While most of the show goers crowed around Tecmo's booth were hoping for a sneak-peek at the monster-sized breasts of the DOA3 girls, the company also offered a revealing, if not quite as popular, playable demo of Monster Rancher 3.
The short sample begins at the Tochikan Shrine, with the game's new assistant Fleria offering the player a choice of several ready-made monsters. The final version will, as previously announced, allow players to generate their monsters randomly using CDs and DVDs. As before, certain disc will result in unique one-of-a-kind creatures, and Tecmo confirmed that they will be customizing this list of special Saucer Stones (as they are now called) for the US market.
Once a creature is chosen, you must decide which of the five regions on the games world map you'd like to raise it: Coat, a peaceful beach; Morx, a lush forest; Brillia, a snow-capped mountain; Kalaragi, a waterfall location deep within the jungle; or Takrama, a barren desert cave. MR3 doesn't feature a ranch proper, but you're free to move between these locations on the world map at any time, and each offers different training opportunities for your monster. Fans of Monster Rancher 2 may miss the lack of special "errantry" missions to send your monsters on, but the various training sessions offered in the different locations look to have enough variety to make up for it.
The actual monster-raising in the demo version should be familiar to those who have played the previous games: keep your creature healthy and happy while building up his stats through a rigorous training regimen. The demo only allows for a month of training before a rival rancher challenges you for a battle, and it's here that the game shows its most appreciated changes.
Battles still allow the player limited control over their monster during combat to move the creature around the arena and execute attack based on range. The interface, however, has been reworked. Instead of using the shoulder buttons to switch between attacks, one ability is now mapped to each of the four face buttons at each range. Combat is much more intuitive because of this small change, and the greater number of abilities (you can now have up to twelve) should result in some more complex battles.
Unfortunately, the short demo ends after the first combat, so we weren't able to see any of the surprise events that make the Monster Rancher series so charming. But the gameplay offered up so far shows off a streamlined Monster Rancher with vastly improved graphics. The games various locales are rendered in sharp, colorful 3D and the game employs cel-shading for all the monsters. The result is game that is easily mistakable for the MR animated series and the franchise finally has a coat of technological polish to match its addictive gameplay.

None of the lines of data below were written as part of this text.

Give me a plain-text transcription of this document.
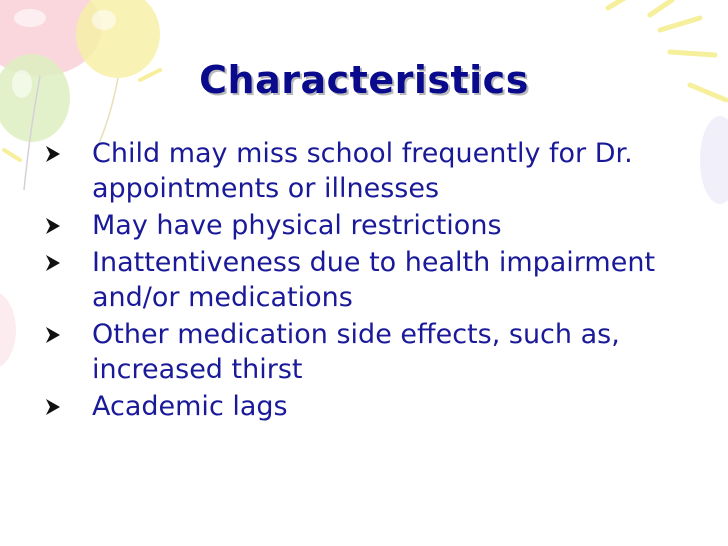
Characteristics
Child may miss school frequently for Dr. appointments or illnesses
May have physical restrictions
Inattentiveness due to health impairment and/or medications
Other medication side effects, such as, increased thirst
Academic lags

A Sony representative also took a moment to give the GIA a demonstration of the recently announced support for PictureParadise photo transfer technology in Monster Rancher 3. The technology allows players to take any photo from a digital camera or camcorder for use as decoration on monster masks within the game. Using a USB cable, the process was quick, simple, and resulted in a Mocchi somewhat freakishly adorned with the head of the GIA's Ed McGlothlin. You will even be able to use your customized masks in battle against other players. This intriguing technology is currently only available for Sony products, but the company is working on licensing deals to make PictureParadise a true standard for the PS2.
Monster Rancher 3 is already out in Japan, but should arrive in the US sometime this summer.